Çekikten dost olmaz! 

Japon kızımız Emi, sağolsun, içimdeki Japon sevgisini 36 saat gibi bir sürede yok etti. Artık japon, japonya, japonca tabu kelimlelerimiz grubumuz içerisinde, mümkünse tanıdığım son Japon olsun Emi. Ya da tanımak da değil aslında, tadımlık alındığında çok sevimli geliyor (bkz; bir önceki yazım) ama ne zaman ki olay turist-yerli ilişkisinden çıkıp birlikte yaşamak evresine geliyor; o zaman işte overdose oluyorsun. Peki alt tarafı ikiyüzelli gram olan bu minicik Japon ne yaptı da nefretimizi kazandı? Bu sorunun cevabı, aşağıda anlatacağım olaylar dizisi içinde saklı. Neticede olayı sadece yeni kazandığım dünya görüşümle gölgelemek istemem, şu geçtiğimiz bir kaç gün aslında üniversite hayatımda en eğlendiğim bir kaç günden de biriydi. 

Her şey Pazar günü başladı. O gün hala sevdiğimiz Emi'yi Galata kulesine götürme planları içerisindeydik. Önce Taksim'de Emre ve Can'la buluştuk. Saat daha 12 olduğundan açtık ve fast-food yemek istemediğini ve adam gibi kahvaltı yapmak isteyen Emre ve çok uzağa gitmemek isteyen şahsım sayesinde Gloria Jeans'te oturduk. Neden bilmiyorum, unutmuşum o kadar pahalı olduğunu. Bir yandan yemek yerken, bir yandan henüz Japon kızımızı görmemiş ve genel olarak Japonları sevmeyen Emre'ye Emi'yi ve ne kadar sevimli olduğunu anlatıyoruz. Neyse, kazıklarımızla birlikte tostumuzu da yerken Emi ve Tansel'ler de geldiler.

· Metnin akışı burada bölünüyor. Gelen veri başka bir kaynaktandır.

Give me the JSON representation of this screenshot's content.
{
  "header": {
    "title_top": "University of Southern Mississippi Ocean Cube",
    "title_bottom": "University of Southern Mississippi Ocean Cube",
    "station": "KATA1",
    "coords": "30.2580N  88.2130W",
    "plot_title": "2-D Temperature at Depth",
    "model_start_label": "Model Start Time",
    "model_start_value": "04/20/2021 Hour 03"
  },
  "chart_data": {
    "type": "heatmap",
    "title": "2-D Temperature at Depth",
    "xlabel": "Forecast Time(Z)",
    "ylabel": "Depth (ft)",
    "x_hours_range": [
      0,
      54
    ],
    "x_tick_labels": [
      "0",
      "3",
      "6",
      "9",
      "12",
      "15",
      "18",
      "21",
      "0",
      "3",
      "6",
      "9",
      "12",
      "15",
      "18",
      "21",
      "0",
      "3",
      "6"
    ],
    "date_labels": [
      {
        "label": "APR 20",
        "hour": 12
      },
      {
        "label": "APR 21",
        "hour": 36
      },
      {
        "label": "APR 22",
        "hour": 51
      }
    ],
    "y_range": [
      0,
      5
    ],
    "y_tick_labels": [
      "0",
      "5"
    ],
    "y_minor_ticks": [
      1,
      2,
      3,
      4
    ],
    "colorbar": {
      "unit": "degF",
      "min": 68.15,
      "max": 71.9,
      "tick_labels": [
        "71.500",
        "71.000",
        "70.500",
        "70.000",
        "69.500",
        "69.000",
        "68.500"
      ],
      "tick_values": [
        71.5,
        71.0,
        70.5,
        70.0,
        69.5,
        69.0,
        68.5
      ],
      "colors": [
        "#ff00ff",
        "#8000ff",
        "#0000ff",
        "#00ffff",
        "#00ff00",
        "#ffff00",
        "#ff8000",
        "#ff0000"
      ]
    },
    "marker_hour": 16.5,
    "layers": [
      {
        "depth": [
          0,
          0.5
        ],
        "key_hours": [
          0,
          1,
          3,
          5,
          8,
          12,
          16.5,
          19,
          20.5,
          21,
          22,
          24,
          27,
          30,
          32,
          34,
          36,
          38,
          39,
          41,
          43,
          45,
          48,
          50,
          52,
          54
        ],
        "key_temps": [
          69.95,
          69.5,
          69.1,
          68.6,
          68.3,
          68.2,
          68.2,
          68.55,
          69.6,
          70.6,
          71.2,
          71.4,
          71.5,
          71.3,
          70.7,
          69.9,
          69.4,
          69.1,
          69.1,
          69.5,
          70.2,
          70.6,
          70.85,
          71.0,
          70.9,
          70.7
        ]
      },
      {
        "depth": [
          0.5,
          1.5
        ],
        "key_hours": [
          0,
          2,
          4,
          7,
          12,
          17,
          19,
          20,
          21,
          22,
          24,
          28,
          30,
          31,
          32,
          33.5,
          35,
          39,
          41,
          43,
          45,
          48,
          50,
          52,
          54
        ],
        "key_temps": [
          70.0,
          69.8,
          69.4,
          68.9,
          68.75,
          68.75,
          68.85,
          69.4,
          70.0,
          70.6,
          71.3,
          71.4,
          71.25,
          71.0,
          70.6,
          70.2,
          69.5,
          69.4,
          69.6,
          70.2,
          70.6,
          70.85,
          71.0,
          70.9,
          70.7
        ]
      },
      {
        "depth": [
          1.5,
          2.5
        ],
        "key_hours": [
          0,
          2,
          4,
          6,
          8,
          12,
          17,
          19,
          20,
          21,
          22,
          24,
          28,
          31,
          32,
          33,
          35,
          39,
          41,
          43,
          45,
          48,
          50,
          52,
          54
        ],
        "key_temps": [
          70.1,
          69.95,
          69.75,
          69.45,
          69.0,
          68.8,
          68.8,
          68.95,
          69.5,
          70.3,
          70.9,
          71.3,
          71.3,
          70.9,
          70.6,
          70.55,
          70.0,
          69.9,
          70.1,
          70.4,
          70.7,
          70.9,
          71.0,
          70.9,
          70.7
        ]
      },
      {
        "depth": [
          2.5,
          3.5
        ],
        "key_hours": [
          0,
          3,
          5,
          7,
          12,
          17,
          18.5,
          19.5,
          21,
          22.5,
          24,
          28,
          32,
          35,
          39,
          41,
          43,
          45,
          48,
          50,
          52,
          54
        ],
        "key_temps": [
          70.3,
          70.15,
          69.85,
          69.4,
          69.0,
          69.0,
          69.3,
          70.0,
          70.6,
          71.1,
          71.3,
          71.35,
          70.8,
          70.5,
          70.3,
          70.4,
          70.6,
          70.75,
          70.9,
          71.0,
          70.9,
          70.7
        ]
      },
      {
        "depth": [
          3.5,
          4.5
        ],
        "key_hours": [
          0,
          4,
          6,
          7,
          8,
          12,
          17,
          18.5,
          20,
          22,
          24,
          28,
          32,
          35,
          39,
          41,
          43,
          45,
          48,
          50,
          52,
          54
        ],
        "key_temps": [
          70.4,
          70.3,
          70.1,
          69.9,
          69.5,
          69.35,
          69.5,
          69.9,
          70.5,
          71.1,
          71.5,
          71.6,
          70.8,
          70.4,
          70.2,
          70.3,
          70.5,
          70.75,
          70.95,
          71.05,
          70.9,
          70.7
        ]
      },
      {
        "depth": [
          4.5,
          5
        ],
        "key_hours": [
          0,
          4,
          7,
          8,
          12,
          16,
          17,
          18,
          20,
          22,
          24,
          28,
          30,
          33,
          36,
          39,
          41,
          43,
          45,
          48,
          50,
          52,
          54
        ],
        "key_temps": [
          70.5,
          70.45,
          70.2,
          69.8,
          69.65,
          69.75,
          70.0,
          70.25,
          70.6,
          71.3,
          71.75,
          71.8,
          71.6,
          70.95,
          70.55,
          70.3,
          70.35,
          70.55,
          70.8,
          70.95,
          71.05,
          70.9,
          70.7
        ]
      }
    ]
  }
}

Tanıştılar, ettiler (Emre'yi telafuz edemeyen Emi'nin Emine diyebilmesi de bizlere eğlenceli dakikalar yaşattı). Sonra Taksim'de dolaşalım dedi işte, biz de çıktık. Sonra da aslen Taksim'i o kadar da çok görmek istemediğini, amacının sabah yedikleri simitleri eritmek için yürümek olduğunu öğrenince, dedik madem öyle, hemen geçelim Tophane'ye. Nargile içmediğini, denemek istediğini söylemişti de... Para vermek istemediğimiz için de, Kabataş'a yürüyelim dedim, hem sen egzersizine kavuşmuş olursun hem de biz Füniküler'e vereceğimiz parayı cebimizde tutmuş oluruz. Bu fikrimle de müstakbel İmparator Emre tarafından yeni ülkesinde Maliye Bakanı ilan edildim. Bundan önce Garsonları Masaya Çağırmadan Sorumlu Bakan'dım da. :P 

***
(amanın ikiye bölmeyi öğrendim, uzuuun uzun yazılar kötü görünmeyecek, oley! ama şarkıyı öne koyayım istedim, hikayenin devamıyla ilgileniyorsanız devamını okursunuz)

Bu seferki şarkımız son zamanlarda pek bir taktığım Kaiser Chiefs şarkısı Oh My God olsun. (oh my god i can't believe it i've never been this far away from home sözleriyle durumumla çok da alakasız değil aslında)





***
Tophane'ye gittik, oturduk bir yere. Tansel'le tavla oynadık, bir yandan da Emi'ye kuralları anlatmaya çalıştık falan. Anlamadı, biz de anlatamadık, vazgeçtik. Sonra nargilemiz geldi ve Emi içmek istemediğini beyan etti. Yine de sipsi istedik ona, denesin etsin diye. Sonra bir süre benim çeviri hakkında danışmak istediğim bir kaç kelime vardı, onun muhabbetini yaptık, Wilfred the 'Hairy'ye Türkçe karşılık bulmaya çalıştık (benim konuyu anlatmak için dalgınlıkla kurduğum 'But he was not kıllı at all' cümlesi de iki gün boyunca sevgili arkadaşlarımın dillerine pelesenk oldu, sağolsunlar). Sonra bunun Kolombiyalı (ki dişi bir varlık olsa da bizim kendi aramızdaki Esteban ve uyuşturucu tacirliği geyiklerinden kurtulamadı) ve Tunus'lu falan arkadaşları da gelcekmiş, onlar Eminönü'nde oldukları için biz oraya gittik. Hesap ödenirken Emi'nin nargile içmediğinden dolayı hesaba dokunmayışından anlamalıydık aslında başımıza gelecekleri... Neyse.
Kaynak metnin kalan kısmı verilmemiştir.